The other bill before the House that has the same balkanization trend is the First Nations Land Act. Once again, it is national legislation from a national government that will deal with 14 bands only.
What do we do the next time there are 12 or 14 bands that want something different? We have over 600 bands in the country. Are we going to have 35 pieces of legislation to deal with all of them? This is a very worrisome trend.
We have had a whole set of negotiations in this country dealing with an attempt to get rid of interprovincial trade barriers. In my view this BST bill is actually contributing to interprovincial trade barriers. It is adding to the cost of businesses in Nova Scotia, New Brunswick and Newfoundland in doing business with other provinces. Why we would want to go in this direction is absolutely beyond me. There is only one overriding reason, and we know what it is. The government got in trouble, it got hung on its own statements and in order to extricate itself it entered into this special agreement. Why else did the government have to come up with $1 billion to encourage people in those three provinces to participate?

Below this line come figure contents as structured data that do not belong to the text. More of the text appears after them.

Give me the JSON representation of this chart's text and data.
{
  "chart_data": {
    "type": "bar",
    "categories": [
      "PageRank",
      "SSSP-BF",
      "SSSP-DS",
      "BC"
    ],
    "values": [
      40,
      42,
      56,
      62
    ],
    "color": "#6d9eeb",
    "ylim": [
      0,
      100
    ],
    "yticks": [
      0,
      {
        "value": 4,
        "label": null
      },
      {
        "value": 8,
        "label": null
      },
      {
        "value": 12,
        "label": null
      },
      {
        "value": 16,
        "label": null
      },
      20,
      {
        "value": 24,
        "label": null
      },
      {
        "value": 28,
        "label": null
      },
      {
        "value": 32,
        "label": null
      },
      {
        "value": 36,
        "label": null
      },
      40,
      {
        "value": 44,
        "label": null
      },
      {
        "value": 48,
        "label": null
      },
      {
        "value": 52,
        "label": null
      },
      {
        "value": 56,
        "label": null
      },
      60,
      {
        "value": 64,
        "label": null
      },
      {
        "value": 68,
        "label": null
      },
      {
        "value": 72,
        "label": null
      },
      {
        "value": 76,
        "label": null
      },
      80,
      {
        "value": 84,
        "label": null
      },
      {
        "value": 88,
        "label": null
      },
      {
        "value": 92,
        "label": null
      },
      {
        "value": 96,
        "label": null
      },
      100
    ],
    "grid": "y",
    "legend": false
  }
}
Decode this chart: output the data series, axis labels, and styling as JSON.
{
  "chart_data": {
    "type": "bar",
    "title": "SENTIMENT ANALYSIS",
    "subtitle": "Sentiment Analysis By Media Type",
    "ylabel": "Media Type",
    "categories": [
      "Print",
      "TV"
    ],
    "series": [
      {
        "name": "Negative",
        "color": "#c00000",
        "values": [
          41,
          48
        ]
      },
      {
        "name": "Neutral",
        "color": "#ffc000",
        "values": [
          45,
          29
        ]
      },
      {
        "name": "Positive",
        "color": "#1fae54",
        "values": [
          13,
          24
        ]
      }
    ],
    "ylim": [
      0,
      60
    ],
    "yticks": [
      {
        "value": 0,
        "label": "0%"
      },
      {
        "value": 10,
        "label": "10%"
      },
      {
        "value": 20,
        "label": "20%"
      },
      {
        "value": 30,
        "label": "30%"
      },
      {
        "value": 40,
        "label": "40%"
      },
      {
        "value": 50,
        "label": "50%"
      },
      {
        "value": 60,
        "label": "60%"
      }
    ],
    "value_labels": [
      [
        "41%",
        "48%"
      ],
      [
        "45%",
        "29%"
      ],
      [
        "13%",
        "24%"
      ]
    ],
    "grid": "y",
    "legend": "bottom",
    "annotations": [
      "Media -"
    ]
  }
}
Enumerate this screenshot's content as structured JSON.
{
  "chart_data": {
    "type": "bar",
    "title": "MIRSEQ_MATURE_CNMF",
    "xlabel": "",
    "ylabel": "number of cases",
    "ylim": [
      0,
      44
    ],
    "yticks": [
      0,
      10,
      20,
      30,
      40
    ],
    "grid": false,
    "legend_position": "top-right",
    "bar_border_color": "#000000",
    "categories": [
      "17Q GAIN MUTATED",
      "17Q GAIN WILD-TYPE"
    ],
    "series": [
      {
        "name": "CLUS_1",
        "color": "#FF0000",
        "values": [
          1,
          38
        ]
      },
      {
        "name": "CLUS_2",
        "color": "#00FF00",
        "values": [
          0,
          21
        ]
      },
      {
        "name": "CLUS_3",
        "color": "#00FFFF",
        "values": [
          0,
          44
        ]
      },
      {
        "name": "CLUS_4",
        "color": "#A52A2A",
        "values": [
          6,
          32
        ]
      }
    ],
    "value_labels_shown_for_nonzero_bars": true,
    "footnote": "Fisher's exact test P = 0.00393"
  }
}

The three provinces which are the net contributors to equalization in the country are B.C., Alberta and Ontario. Those three provinces do not want to have anything to do with this proposal. That is interesting.
The minister of finance for the province of Ontario has said that this way of arranging things would cost the province $3 billion in extra taxes. It is comforting to see that there is someone who cannot be bought.
There is a circumstance in the bill which would force federally regulated industries like the airlines and the banks to bury GST in their pricing across the country. I find that most interesting with the current transparency of taxation.
I have relatives who live in the United States. They have looked at ticketing from the United States through Canadian airspace to Canadian destinations. Travel agents in the U.S. are absolutely horrified at the level of taxation in Canadian air travel as compared to U.S. air travel. At least they know it is taxation which is creating the pricing. With this kind of provision no one will know. Is that not wonderful for the government's agenda of out of sight, out of mind?
There is another parallel. If they cannot blend it, then maybe they can obfuscate it. We can always see in the actions of this government where it is trying to maintain federal leverage but it wants to obfuscate how it achieves the leverage because it wants to do it at minimum cost. We have seen that in the blending of the transfers to the provinces for health, education and welfare during the term of this government. They were rolled into one transfer. It is much harder to delineate what is going where. Then the $18 billion transfer was reduced by $7 billion, but it cannot be tracked because it has a new name and it is blended. That is quite a parallel.
We have the Prime Minister, the Deputy Prime Minister, the Minister of Finance and scores of Liberal cabinet and caucus members who all made election pledges to eliminate and not blend the GST. We have a Deputy Prime Minister who said on this issue: "A promise made by a politician seeking election is not really a promise". Is that not wonderful?